Speaking at a Monday press conference kicking off Domestic Violence Awareness month, Hood said that the division's goal is not just to help the victims of domestic abuse, but to break the cycle of violence. "Little boys learn from their fathers," Hood said, "and this is learned behavior that we can stop if we can stop it an earlier stage."
The division has also written publications designed to assist law enforcement, including "Responding to a Domestic Violence Call," a quick reference guide outlining procedures, laws, interviewing techniques and more. Every law enforcement agency in Mississippi will receive copies of the guide for their officers. "Because emotions are so high," in domestic cases, Hood said, "they are the most volatile situations" for officers. The division hopes to reduce the danger by educating law enforcement on procedures.

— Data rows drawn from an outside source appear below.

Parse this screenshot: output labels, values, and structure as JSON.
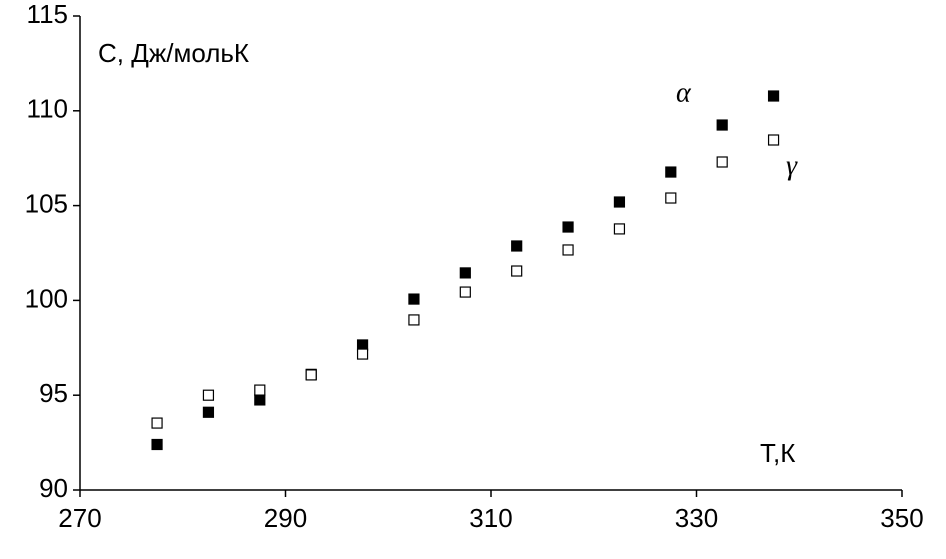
{
  "chart_data": {
    "type": "scatter",
    "y_label": "С, Дж/мольК",
    "x_label": "Т,К",
    "xlim": [
      270,
      350
    ],
    "xticks": [
      270,
      290,
      310,
      330,
      350
    ],
    "ylim": [
      90,
      115
    ],
    "yticks": [
      90,
      95,
      100,
      105,
      110,
      115
    ],
    "grid": false,
    "series": [
      {
        "name": "α",
        "color": "#000000",
        "filled": true,
        "x": [
          277.5,
          282.5,
          287.5,
          292.5,
          297.5,
          302.5,
          307.5,
          312.5,
          317.5,
          322.5,
          327.5,
          332.5,
          337.5
        ],
        "values": [
          92.4,
          94.1,
          94.75,
          96.1,
          97.65,
          100.07,
          101.45,
          102.87,
          103.87,
          105.19,
          106.77,
          109.25,
          110.78
        ]
      },
      {
        "name": "γ",
        "color": "#000000",
        "filled": false,
        "x": [
          277.5,
          282.5,
          287.5,
          292.5,
          297.5,
          302.5,
          307.5,
          312.5,
          317.5,
          322.5,
          327.5,
          332.5,
          337.5
        ],
        "values": [
          93.53,
          95.0,
          95.27,
          96.07,
          97.17,
          98.97,
          100.44,
          101.55,
          102.66,
          103.77,
          105.4,
          107.3,
          108.46
        ]
      }
    ]
  }
}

Heather Wagner, director of the division, said that Wal-Mart is supporting their efforts by donating all of their expired disposable cameras, which still function, to local law enforcement to back up their reports.
"Many agencies do not have the funding to purchase a camera in order to photograph the crime scene, to document the investigation or the injuries to the victim," Wagner said.
In another bright spot, U.S. Rep. Bennie Thompson announced a $698,000 Department of Justice grant to Tougaloo College in a Sept. 25 press release. The grant, from the DoJ Office on Violence Against Women, supports programs for grantees to learn how to overcome obstacles and incorporate practices addressing violence against women.